Like season 1, the story is sprawling, and tells a number of parallel, sometimes overlapping stories, only this time, it works to bring something new to the table. This time the series includes a couple of frat bros, Ben (Joel Allen) and his cowardly buddy played by Matt Shively, who make the mistake of venturing out on Purge night in order to go full Logan Paul and snag photos of people who’ve taken their own lives under a suicide bridge. At the same time the fraternity brothers' excursion turns elaborately violent, when Ben falls into the trap of a Purger in a white mask with ‘God’ scrawled on the forehead, a group of high-tech thieves are robbing a bank, only to be caught unawares by a group of Jackals (i.e., thieves who steal from thieves on Purge night). The standoff between the two groups puts them all in a time crunch, as Purge rules state anyone still in the process of committing a crime when the bell sounds will be prosecuted to the fullest extent of the law. This puts team leader Ryan Grant (Max Martini) in a bind when his reckless teammate risks being in violation of the rules for some extra cash.
This time, The Purge also introduces Esme Carmona (Paola Nuñez), a security professional who monitors activity during and after the Purge, to seek out violators and keep those whose governmental rank is high enough to make it illegal for any harm to come to them during those chaotic 12 hours. At first, this seems like an extension of the franchise’s behind-the-scenes look at the confounding bureaucracy that helped create and implement something as ridiculous and disturbing as the Purge, but, like all the other storylines, it soon reveals itself to be fundamentally different than what’s come before. That is mostly due to the fact that these characters will soon be abiding by the laws that govern society during the other 364 days of the year, and will do so in the direct aftermath of the bedlam they’ve either witnessed, participated in, or were the victim of just hours earlier.

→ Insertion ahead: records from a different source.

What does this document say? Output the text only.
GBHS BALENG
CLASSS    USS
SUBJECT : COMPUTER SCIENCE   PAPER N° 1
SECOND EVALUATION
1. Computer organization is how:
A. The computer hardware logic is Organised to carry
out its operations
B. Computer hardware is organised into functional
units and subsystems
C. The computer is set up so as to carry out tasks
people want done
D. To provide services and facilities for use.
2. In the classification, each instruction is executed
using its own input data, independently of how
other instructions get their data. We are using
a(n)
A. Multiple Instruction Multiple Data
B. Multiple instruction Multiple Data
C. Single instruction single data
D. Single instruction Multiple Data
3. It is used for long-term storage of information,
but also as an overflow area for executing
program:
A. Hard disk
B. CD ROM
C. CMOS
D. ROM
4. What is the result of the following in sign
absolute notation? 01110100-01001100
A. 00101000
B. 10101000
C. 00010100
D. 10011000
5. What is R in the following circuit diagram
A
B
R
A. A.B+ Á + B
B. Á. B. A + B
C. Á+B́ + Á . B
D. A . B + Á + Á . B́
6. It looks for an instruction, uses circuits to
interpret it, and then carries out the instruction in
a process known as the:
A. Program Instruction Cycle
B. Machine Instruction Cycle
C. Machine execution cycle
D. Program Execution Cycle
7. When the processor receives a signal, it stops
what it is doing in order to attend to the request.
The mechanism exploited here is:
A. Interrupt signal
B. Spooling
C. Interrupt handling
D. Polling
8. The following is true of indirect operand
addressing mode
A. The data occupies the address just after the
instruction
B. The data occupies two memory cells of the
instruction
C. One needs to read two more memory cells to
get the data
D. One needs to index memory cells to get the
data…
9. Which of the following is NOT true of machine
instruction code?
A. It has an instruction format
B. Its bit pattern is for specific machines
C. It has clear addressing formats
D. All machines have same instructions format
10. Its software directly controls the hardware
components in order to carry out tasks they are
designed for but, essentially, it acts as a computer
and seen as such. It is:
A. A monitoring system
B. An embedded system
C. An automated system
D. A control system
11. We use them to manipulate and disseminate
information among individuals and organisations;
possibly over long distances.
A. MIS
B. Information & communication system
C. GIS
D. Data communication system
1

The shift effectively creates a brave new world for The Purge franchise, one where the writers are given a chance to more fully explore the consequences of that single 12-hour period, and to draw a more complete picture of a world that has effectively become addicted to the lawlessness of a single night. And by placing its narrative and characters in a society still mostly governed by laws that more closely resemble the world viewers recognize, the series must rewrite its own rule book. As it turns out, doing so results in a clever reinvention of the franchise, one that’s reinforced by some strong performances - particularly Luke’s, as Marcus discovers there’s more to his Purge nightmare than meets the eye.
Season 2 seems particularly interested in examining how the Purge’s sanctioned violence and criminality only begets more violence and criminality. That might threaten to turn the series into Purge Preppers, were it not for examples of how the world has become increasingly unfazed by the Purge, and how the population have either become numbed to its violence and lawlessness (unless it impacts them directly) or, worse, are inspired to take to streets and participate. It's a positive sign that, of the episodes made available to critics ahead of time, The Purge appears committed to using its time away from the Purge to more fully consider the world it has created.
If nothing else, The Purge season 2 offers welcome new spin on the long-running franchise, one that has the potential to venture down avenues always hinted at but never explored. It may be overdue for a franchise that has largely stuck to a single successful formula (and who can blame them?), but better late than never.
The Purge season 2 premieres Tuesday, October 15 @9pm on USA.